The handle of the letter opener is a bullet and the blade is made from a shell case, it is engraved Fins. The village of Fins is situated in the Somme on the road between Cambrai and Peronne. Fins and near by Sorel were occupied at the beginning of April 1917, in the German Retreat to the Hindenburg Line. They were lost on the 23 March 1918, after a determined defence of Sorel by the 6th Kings Own Scottish Boarders and the staff of the South African Brigade; they were regained in the following September. There is now a Commonwealth Wars Graves Commission Cemetery at Fins and there are 1,289 Commonwealth casualties commemorated there.
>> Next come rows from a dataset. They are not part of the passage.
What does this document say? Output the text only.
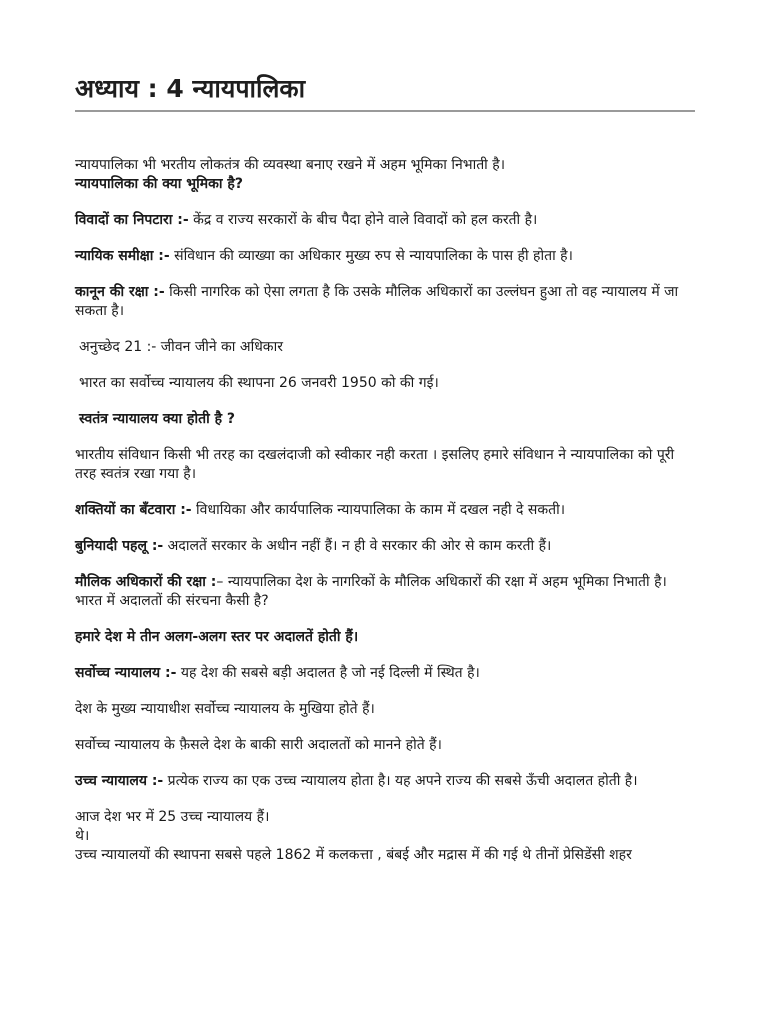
अध्याय : 4 न्यायपालिका

न्यायपालिका भी भरतीय लोकतंत्र की व्यवस्था बनाए रखने में अहम भूमिका निभाती है।

न्यायपालिका की क्या भूमिका है?

विवादों का निपटारा :- केंद्र व राज्य सरकारों के बीच पैदा होने वाले विवादों को हल करती है।

न्यायिक समीक्षा :- संविधान की व्याख्या का अधिकार मुख्य रुप से न्यायपालिका के पास ही होता है।

कानून की रक्षा :- किसी नागरिक को ऐसा लगता है कि उसके मौलिक अधिकारों का उल्लंघन हुआ तो वह न्यायालय में जा सकता है।

अनुच्छेद 21 :- जीवन जीने का अधिकार

भारत का सर्वोच्च न्यायालय की स्थापना 26 जनवरी 1950 को की गई।

स्वतंत्र न्यायालय क्या होती है ?

भारतीय संविधान किसी भी तरह का दखलंदाजी को स्वीकार नही करता । इसलिए हमारे संविधान ने न्यायपालिका को पूरी तरह स्वतंत्र रखा गया है।

शक्तियों का बँटवारा :- विधायिका और कार्यपालिक न्यायपालिका के काम में दखल नही दे सकती।

बुनियादी पहलू :- अदालतें सरकार के अधीन नहीं हैं। न ही वे सरकार की ओर से काम करती हैं।

मौलिक अधिकारों की रक्षा :– न्यायपालिका देश के नागरिकों के मौलिक अधिकारों की रक्षा में अहम भूमिका निभाती है।

भारत में अदालतों की संरचना कैसी है?

हमारे देश मे तीन अलग-अलग स्तर पर अदालतें होती हैं।

सर्वोच्च न्यायालय :- यह देश की सबसे बड़ी अदालत है जो नई दिल्ली में स्थित है।

देश के मुख्य न्यायाधीश सर्वोच्च न्यायालय के मुखिया होते हैं।

सर्वोच्च न्यायालय के फ़ैसले देश के बाकी सारी अदालतों को मानने होते हैं।

उच्च न्यायालय :- प्रत्येक राज्य का एक उच्च न्यायालय होता है। यह अपने राज्य की सबसे ऊँची अदालत होती है।

आज देश भर में 25 उच्च न्यायालय हैं।

थे।

उच्च न्यायालयों की स्थापना सबसे पहले 1862 में कलकत्ता , बंबई और मद्रास में की गई थे तीनों प्रेसिडेंसी शहर
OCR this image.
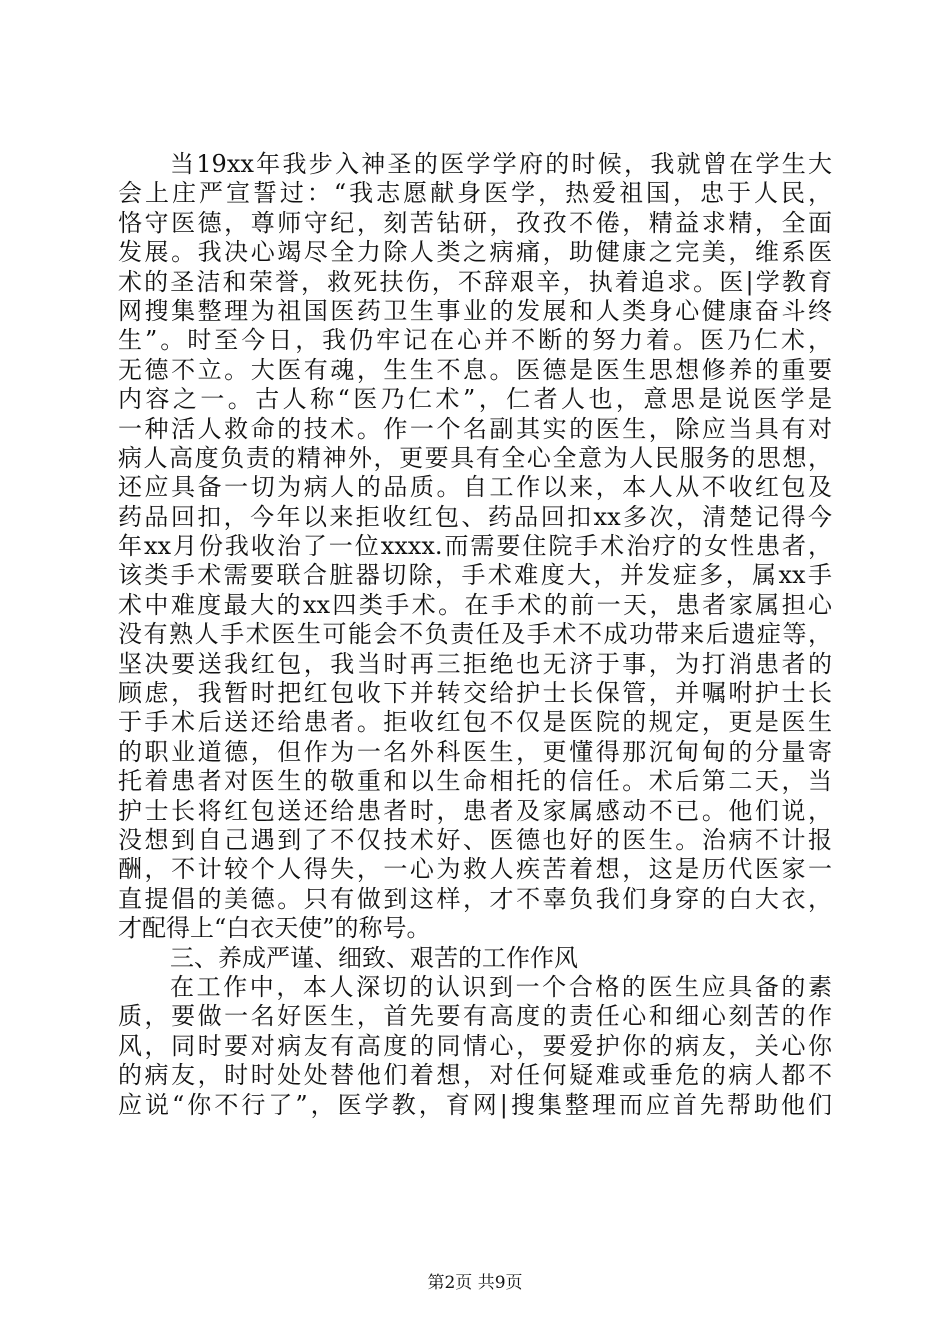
当19xx年我步入神圣的医学学府的时候，我就曾在学生大
会上庄严宣誓过：“我志愿献身医学，热爱祖国，忠于人民，
恪守医德，尊师守纪，刻苦钻研，孜孜不倦，精益求精，全面
发展。我决心竭尽全力除人类之病痛，助健康之完美，维系医
术的圣洁和荣誉，救死扶伤，不辞艰辛，执着追求。医|学教育
网搜集整理为祖国医药卫生事业的发展和人类身心健康奋斗终
生”。时至今日，我仍牢记在心并不断的努力着。医乃仁术，
无德不立。大医有魂，生生不息。医德是医生思想修养的重要
内容之一。古人称“医乃仁术”，仁者人也，意思是说医学是
一种活人救命的技术。作一个名副其实的医生，除应当具有对
病人高度负责的精神外，更要具有全心全意为人民服务的思想，
还应具备一切为病人的品质。自工作以来，本人从不收红包及
药品回扣，今年以来拒收红包、药品回扣xx多次，清楚记得今
年xx月份我收治了一位xxxx.而需要住院手术治疗的女性患者，
该类手术需要联合脏器切除，手术难度大，并发症多，属xx手
术中难度最大的xx四类手术。在手术的前一天，患者家属担心
没有熟人手术医生可能会不负责任及手术不成功带来后遗症等，
坚决要送我红包，我当时再三拒绝也无济于事，为打消患者的
顾虑，我暂时把红包收下并转交给护士长保管，并嘱咐护士长
于手术后送还给患者。拒收红包不仅是医院的规定，更是医生
的职业道德，但作为一名外科医生，更懂得那沉甸甸的分量寄
托着患者对医生的敬重和以生命相托的信任。术后第二天，当
护士长将红包送还给患者时，患者及家属感动不已。他们说，
没想到自己遇到了不仅技术好、医德也好的医生。治病不计报
酬，不计较个人得失，一心为救人疾苦着想，这是历代医家一
直提倡的美德。只有做到这样，才不辜负我们身穿的白大衣，
才配得上“白衣天使”的称号。
三、养成严谨、细致、艰苦的工作作风
在工作中，本人深切的认识到一个合格的医生应具备的素
质，要做一名好医生，首先要有高度的责任心和细心刻苦的作
风，同时要对病友有高度的同情心，要爱护你的病友，关心你
的病友，时时处处替他们着想，对任何疑难或垂危的病人都不
应说“你不行了”，医学教，育网|搜集整理而应首先帮助他们
第2页 共9页
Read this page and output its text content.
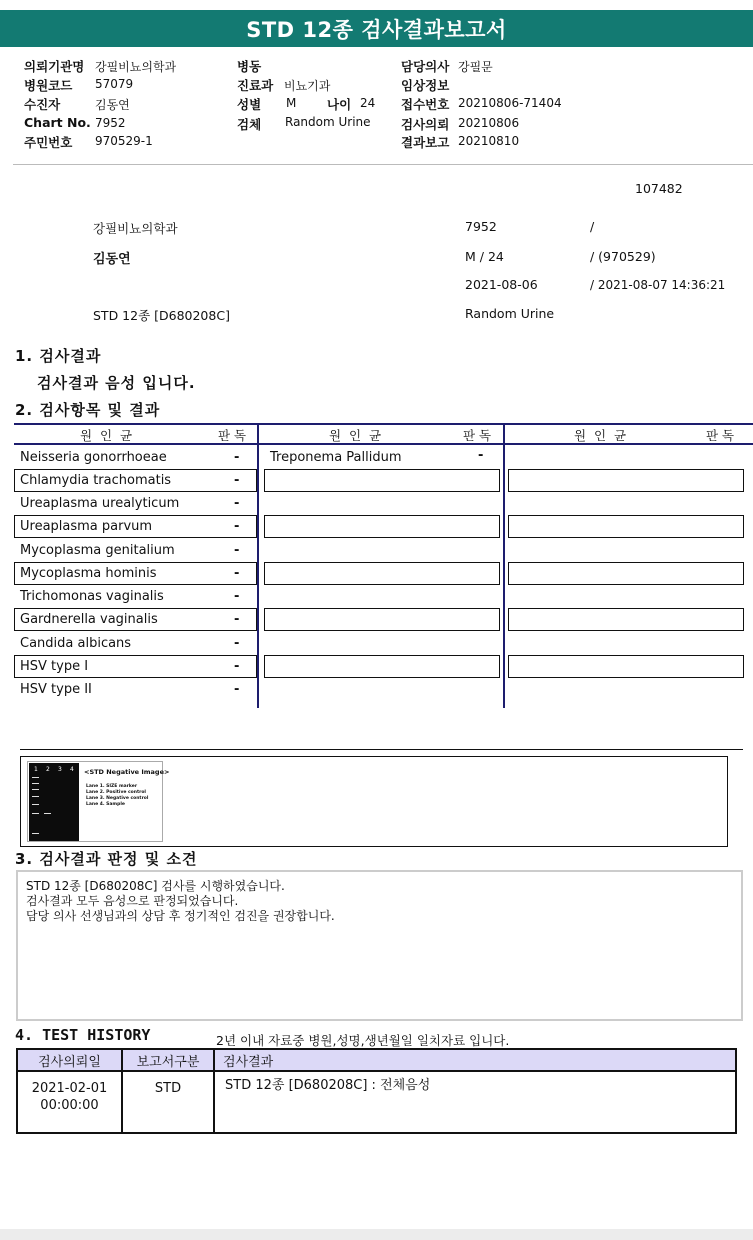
STD 12종 검사결과보고서
의뢰기관명 강필비뇨의학과
병원코드 57079
수진자	김동연
Chart No. 7952
주민번호 970529-1
병동
진료과 비뇨기과
성별 M 나이 24
검체 Random Urine
담당의사 강필문
임상정보
접수번호 20210806-71404
검사의뢰 20210806
결과보고 20210810
107482
강필비뇨의학과	7952	/
김동연	M / 24	/ (970529)
2021-08-06	/ 2021-08-07 14:36:21
STD 12종 [D680208C]	Random Urine
1. 검사결과
검사결과 음성 입니다.
2. 검사항목 및 결과
원  인  균	판 독	원  인  균	판 독	원  인  균	판 독
Neisseria gonorrhoeae	-
Chlamydia trachomatis	-
Ureaplasma urealyticum	-
Ureaplasma parvum	-
Mycoplasma genitalium	-
Mycoplasma hominis	-
Trichomonas vaginalis	-
Gardnerella vaginalis	-
Candida albicans	-
HSV type I	-
HSV type II	-
Treponema Pallidum	-
1 2 3 4 <STD Negative Image>
Lane 1. SIZE marker
Lane 2. Positive control
Lane 3. Negative control
Lane 4. Sample
3. 검사결과 판정 및 소견
STD 12종 [D680208C] 검사를 시행하였습니다.
검사결과 모두 음성으로 판정되었습니다.
담당 의사 선생님과의 상담 후 정기적인 검진을 권장합니다.
4. TEST HISTORY	2년 이내 자료중 병원,성명,생년월일 일치자료 입니다.
검사의뢰일	보고서구분	검사결과

2021-02-01
00:00:00	STD	STD 12종 [D680208C] : 전체음성
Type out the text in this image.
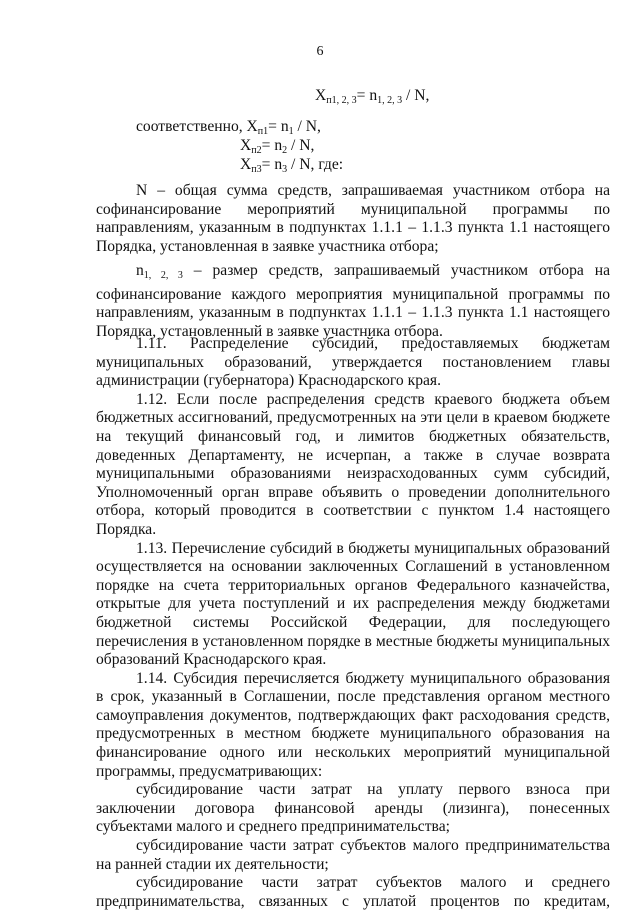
6
$X_{п1, 2, 3}= n_{1, 2, 3} / N$,
соответственно, $X_{п1}= n_1 / N$,
$X_{п2}= n_2 / N$,
$X_{п3}= n_3 / N$, где:

N – общая сумма средств, запрашиваемая участником отбора на софинансирование мероприятий муниципальной программы по направлениям, указанным в подпунктах 1.1.1 – 1.1.3 пункта 1.1 настоящего Порядка, установленная в заявке участника отбора;

$n_{1, 2, 3}$ – размер средств, запрашиваемый участником отбора на софинансирование каждого мероприятия муниципальной программы по направлениям, указанным в подпунктах 1.1.1 – 1.1.3 пункта 1.1 настоящего Порядка, установленный в заявке участника отбора.

1.11. Распределение субсидий, предоставляемых бюджетам муниципальных образований, утверждается постановлением главы администрации (губернатора) Краснодарского края.

1.12. Если после распределения средств краевого бюджета объем бюджетных ассигнований, предусмотренных на эти цели в краевом бюджете на текущий финансовый год, и лимитов бюджетных обязательств, доведенных Департаменту, не исчерпан, а также в случае возврата муниципальными образованиями неизрасходованных сумм субсидий, Уполномоченный орган вправе объявить о проведении дополнительного отбора, который проводится в соответствии с пунктом 1.4 настоящего Порядка.

1.13. Перечисление субсидий в бюджеты муниципальных образований осуществляется на основании заключенных Соглашений в установленном порядке на счета территориальных органов Федерального казначейства, открытые для учета поступлений и их распределения между бюджетами бюджетной системы Российской Федерации, для последующего перечисления в установленном порядке в местные бюджеты муниципальных образований Краснодарского края.

1.14. Субсидия перечисляется бюджету муниципального образования в срок, указанный в Соглашении, после представления органом местного самоуправления документов, подтверждающих факт расходования средств, предусмотренных в местном бюджете муниципального образования на финансирование одного или нескольких мероприятий муниципальной программы, предусматривающих:

субсидирование части затрат на уплату первого взноса при заключении договора финансовой аренды (лизинга), понесенных субъектами малого и среднего предпринимательства;

субсидирование части затрат субъектов малого предпринимательства на ранней стадии их деятельности;

субсидирование части затрат субъектов малого и среднего предпринимательства, связанных с уплатой процентов по кредитам,
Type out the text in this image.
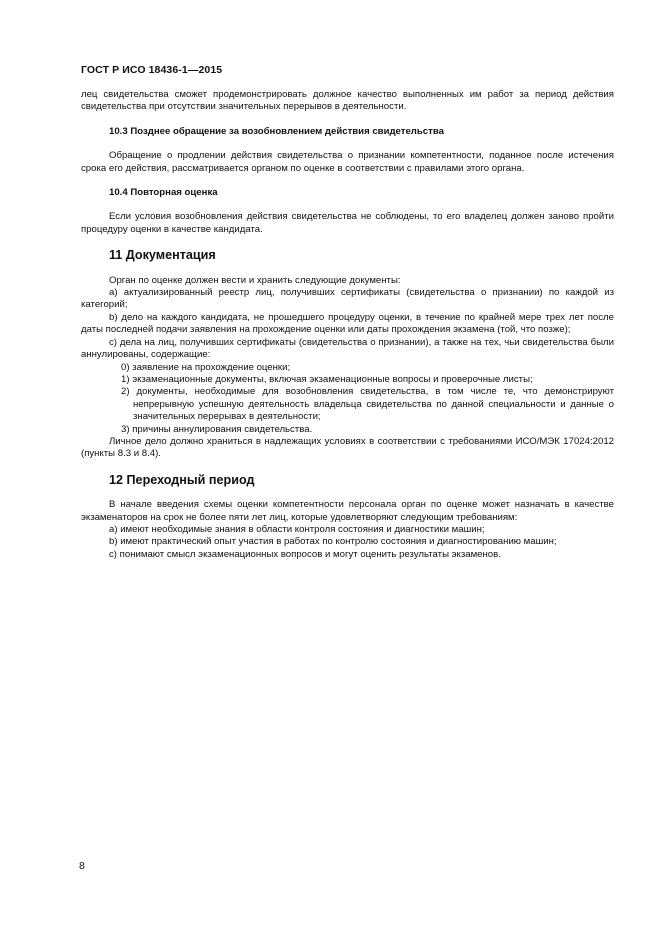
ГОСТ Р ИСО 18436-1—2015

лец свидетельства сможет продемонстрировать должное качество выполненных им работ за период действия свидетельства при отсутствии значительных перерывов в деятельности.

10.3 Позднее обращение за возобновлением действия свидетельства

Обращение о продлении действия свидетельства о признании компетентности, поданное после истечения срока его действия, рассматривается органом по оценке в соответствии с правилами этого органа.

10.4 Повторная оценка

Если условия возобновления действия свидетельства не соблюдены, то его владелец должен заново пройти процедуру оценки в качестве кандидата.

11 Документация

Орган по оценке должен вести и хранить следующие документы:

a) актуализированный реестр лиц, получивших сертификаты (свидетельства о признании) по каждой из категорий;

b) дело на каждого кандидата, не прошедшего процедуру оценки, в течение по крайней мере трех лет после даты последней подачи заявления на прохождение оценки или даты прохождения экзамена (той, что позже);

c) дела на лиц, получивших сертификаты (свидетельства о признании), а также на тех, чьи свидетельства были аннулированы, содержащие:

0) заявление на прохождение оценки;

1) экзаменационные документы, включая экзаменационные вопросы и проверочные листы;

2) документы, необходимые для возобновления свидетельства, в том числе те, что демонстрируют непрерывную успешную деятельность владельца свидетельства по данной специальности и данные о значительных перерывах в деятельности;

3) причины аннулирования свидетельства.

Личное дело должно храниться в надлежащих условиях в соответствии с требованиями ИСО/МЭК 17024:2012 (пункты 8.3 и 8.4).

12 Переходный период

В начале введения схемы оценки компетентности персонала орган по оценке может назначать в качестве экзаменаторов на срок не более пяти лет лиц, которые удовлетворяют следующим требованиям:

a) имеют необходимые знания в области контроля состояния и диагностики машин;

b) имеют практический опыт участия в работах по контролю состояния и диагностированию машин;

c) понимают смысл экзаменационных вопросов и могут оценить результаты экзаменов.

8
The smaller shell case, marked T67, appears to be from a German anti tank gun. The 13.2mm Tank Abwehr Gewehr M1918 was the worlds first large scale anti-tank rifle and was the only anti-tank rifle in use during WW1. It was based on an over-grown Mauser action chambered for a 13.2 x 92mm semi-rimmed bottlenecked cartridge. The Tank Abwehr Gewehr, M1918 or T-Gewehr was capable of penetrating around 20mm of armour at 100 metres and 15mm at 300 meters, when striking at 90 degrees, the rear sight is graduated from 100 to 500 metres. Approximately 15,800 were produced at the Waffenfabrik Mauser AG factory at Oberndorf am Neckar, delivery commenced in May 1918. Early tanks were protected by no more than 12mm of armour plate, so this was a fairly effective weapon despite being cumbersome at 17.3kg and 1.68m long. Bullet weight was 795gn with a muzzle velocity of 2600 ft/sec, all ammunition was hardened steel core and manufactured at the Polte factory, Magdeburg Germany.
This rifle did not have a muzzle break, but did have a bipod assembly to help support its massive weight.